Unit 2 - Functions
Required Prior Knowledge
Questions
Solve the equation$$\frac{x^{2}+5x}{x+1}=3$$
Solutions
Get Ready
Questions
Sketch the graphs of \(y=x-3\) and \(2x+3y=16\).
Find the point of intersection of these two linear functions.
How many different ways could you do this?
Solutions
Notes
The intersection points of two functions \(f\left(x\right)\) and \(g\left(x\right)\) are the points \(\left(x,y\right)\) where the graphs meet. At these points, the \(x\) values and corresponding \(y\) values are the same for both functions.
To find the points of intersection, we set the functions equal to each other and solve the resulting equation:$$f\left(x\right)=g\left(x\right)$$This gives the \(x\) coordinate(s) of the point(s) of intersection, and then we substitute these into either\(f\left(x\right)\) or \(g\left(x\right)\) to find the \(y\) coordinate(s).
Consider the graph of a quadratic function and a linear function.
There are 3 possible scenarios:
The line intersects the quadratic two times.
The line just touches the quadratic in one place.
The line does not intersect the quadratic.
When a line touches a curve we call it a tangent.
We can solve the following pairs of functions ‘by hand’:
Linear and linear
Linear and Quadratic
Quadratic and Quadratic
Cubic and linear/quadratic in simple cases
For any other combinations (including exponentials for example), you will probably use your GDC to find the points of intersection.
It is common in this course to be expected to find these points of intersection with the GDC.
Examples and Your Turns
Example
Find the point(s) of intersection of the graphs with equations \(y=x^{2}-x-18\) and \(y=x-3\), if they exist.

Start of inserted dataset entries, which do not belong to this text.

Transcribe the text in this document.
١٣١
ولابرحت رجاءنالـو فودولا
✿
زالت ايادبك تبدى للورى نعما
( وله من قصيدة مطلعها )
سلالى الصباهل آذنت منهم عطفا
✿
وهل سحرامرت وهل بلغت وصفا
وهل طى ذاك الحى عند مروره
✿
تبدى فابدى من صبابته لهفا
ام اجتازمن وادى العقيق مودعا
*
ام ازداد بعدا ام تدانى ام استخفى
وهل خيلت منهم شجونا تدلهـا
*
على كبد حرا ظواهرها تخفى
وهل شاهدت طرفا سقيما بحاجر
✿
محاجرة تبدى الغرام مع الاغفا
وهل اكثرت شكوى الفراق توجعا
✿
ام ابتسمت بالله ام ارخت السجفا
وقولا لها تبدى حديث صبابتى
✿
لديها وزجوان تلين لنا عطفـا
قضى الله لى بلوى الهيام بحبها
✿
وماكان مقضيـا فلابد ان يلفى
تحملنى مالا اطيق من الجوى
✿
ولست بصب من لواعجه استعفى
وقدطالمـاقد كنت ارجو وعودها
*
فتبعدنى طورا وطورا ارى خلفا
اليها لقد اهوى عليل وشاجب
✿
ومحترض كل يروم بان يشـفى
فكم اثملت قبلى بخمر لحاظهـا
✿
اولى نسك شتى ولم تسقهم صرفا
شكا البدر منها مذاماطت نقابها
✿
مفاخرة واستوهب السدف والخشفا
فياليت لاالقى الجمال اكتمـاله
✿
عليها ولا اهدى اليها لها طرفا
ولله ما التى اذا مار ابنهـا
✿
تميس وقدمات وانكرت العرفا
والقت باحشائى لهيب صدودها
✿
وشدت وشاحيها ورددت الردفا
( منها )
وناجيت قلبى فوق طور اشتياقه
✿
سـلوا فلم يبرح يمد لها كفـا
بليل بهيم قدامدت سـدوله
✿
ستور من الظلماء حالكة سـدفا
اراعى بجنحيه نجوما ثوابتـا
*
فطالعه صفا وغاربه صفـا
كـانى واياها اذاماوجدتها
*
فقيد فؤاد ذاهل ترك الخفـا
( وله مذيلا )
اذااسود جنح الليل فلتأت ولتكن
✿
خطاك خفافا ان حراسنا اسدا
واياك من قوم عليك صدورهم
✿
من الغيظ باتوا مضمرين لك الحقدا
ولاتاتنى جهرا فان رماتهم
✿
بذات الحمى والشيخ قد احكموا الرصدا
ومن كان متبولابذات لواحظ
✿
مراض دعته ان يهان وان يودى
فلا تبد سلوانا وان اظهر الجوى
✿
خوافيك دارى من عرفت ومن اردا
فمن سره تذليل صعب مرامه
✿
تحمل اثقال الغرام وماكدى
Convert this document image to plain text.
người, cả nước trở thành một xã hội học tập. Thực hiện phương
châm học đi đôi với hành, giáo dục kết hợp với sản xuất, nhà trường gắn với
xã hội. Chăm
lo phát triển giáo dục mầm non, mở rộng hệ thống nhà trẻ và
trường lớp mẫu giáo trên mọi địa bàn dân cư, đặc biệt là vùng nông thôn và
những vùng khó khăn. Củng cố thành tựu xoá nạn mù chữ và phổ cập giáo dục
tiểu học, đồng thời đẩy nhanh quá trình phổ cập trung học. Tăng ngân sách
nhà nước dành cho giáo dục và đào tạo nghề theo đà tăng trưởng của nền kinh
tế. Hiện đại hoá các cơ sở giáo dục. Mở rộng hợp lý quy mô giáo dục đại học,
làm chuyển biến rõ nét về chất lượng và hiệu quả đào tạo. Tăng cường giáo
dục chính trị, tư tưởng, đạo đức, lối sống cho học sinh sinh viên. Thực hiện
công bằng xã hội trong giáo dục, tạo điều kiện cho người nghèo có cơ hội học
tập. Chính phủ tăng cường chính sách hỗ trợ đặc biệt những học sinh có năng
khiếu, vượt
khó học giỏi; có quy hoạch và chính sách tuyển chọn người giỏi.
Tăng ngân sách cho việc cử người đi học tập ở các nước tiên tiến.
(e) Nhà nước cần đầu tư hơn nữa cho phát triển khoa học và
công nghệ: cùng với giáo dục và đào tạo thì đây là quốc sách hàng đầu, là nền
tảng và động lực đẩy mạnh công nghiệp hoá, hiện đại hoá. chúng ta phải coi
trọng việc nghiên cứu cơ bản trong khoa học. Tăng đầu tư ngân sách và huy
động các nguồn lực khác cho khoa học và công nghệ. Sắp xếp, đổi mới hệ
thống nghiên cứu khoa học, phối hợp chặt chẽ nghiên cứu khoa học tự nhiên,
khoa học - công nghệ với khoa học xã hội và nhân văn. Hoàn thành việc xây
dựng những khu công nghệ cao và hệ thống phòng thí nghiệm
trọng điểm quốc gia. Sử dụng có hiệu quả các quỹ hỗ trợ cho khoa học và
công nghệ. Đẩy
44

How could we determine how many points of intersection there are, without solving the equation?
Your Turn
Find the point(s) of intersection of the graphs with equations \(y=x^{2}+5x+6\) and \(y=2x^{2}+2x-4\), if they exist.
Hence determine when \(x^{2}+5x+6\gt 2x^{2}+2x-4\).
Example
\(y=2x+k\) is a tangent to \(y=2x^{2}-3x+4\). Find \(k\).
Your Turn
\(y=-4x+k\) is a tangent to \(y=3x^{2}+3x-5\). Find \(k\).
Your Turn
Find the values of \(m\) for which the line \(y=mx-5\) is a tangent to the curve \(y=x^{2}+3x+4\).
Your Turn
Given that the straight line \(y=3x+c\) is a tangent to the curve \(y=x^{2}+9x+k\), express \(k\) in terms of \(c\).
Your Turn
Find the exact value of \(m\) for which the line \(y=mx+5\) is a tangent to the curve \(x^{2}+y^{2}=10\).
Your Turn
Find the values of \(k\) for which the line \(y+kx-2=0\) is a tangent to the curve \(y=2x^{2}-9x+4\).
Your Turn
Find the values of \(k\) for which the line \(y=2x+k+2\) cuts the curve \(y=2x^{2}+\left(k+2\right)x+8\) in two distinct points.
Your Turn
Find the set of values of \(k\) for which the line \(y=k\left(4x-3\right)\) does not intersect the curve \(y=4x^{2}+8x-8\).
Your Turn
Find the values of \(k\) for which the line \(y=kx-3\) does not meet the curve \(y=2x^{2}-3x+k\).
Your Turn
Consider the functions \(f\left(x\right)=e^{x}\) and \(g\left(x\right)=-x+3\). Use your GDC to find the coordinates of any points of intersection. Give your answer(s) to 3 significant figures.
Key Facts
Use this applet to generate a prompt for a Key Fact that you need to know for the course. The idea is that you should KNOW these key facts in order to be able to solve problems.
Taking it Deeper
Conceptual Questions to Consider
If two functions intersect, what is true about the functions at the point of intersection?
Describe the different ways that two quadratic functions could intersect. Give examples of each type.
Common Mistakes / Misconceptions
Forgetting to find the \(y\) coordinate after solving for \(x\).
Algebraic errors in manipulating the expressions to solve the equation.
Connecting This to Other Skills
This skill builds upon straight line graphs (2.1) and quadratic functions (2.7), and requires the skill of solving quadratic equations (PK3).
You also need to understand solving quadratic inequalities (2.15) and the discriminant (2.16).
We will link this idea to solving more complicated equations (2.23). It will also be essential when we get to solving integrals between two curves (5.13).
Self-Reflection
What was the most challenging part of this skill for you?
What are you still unsure about that you need to review?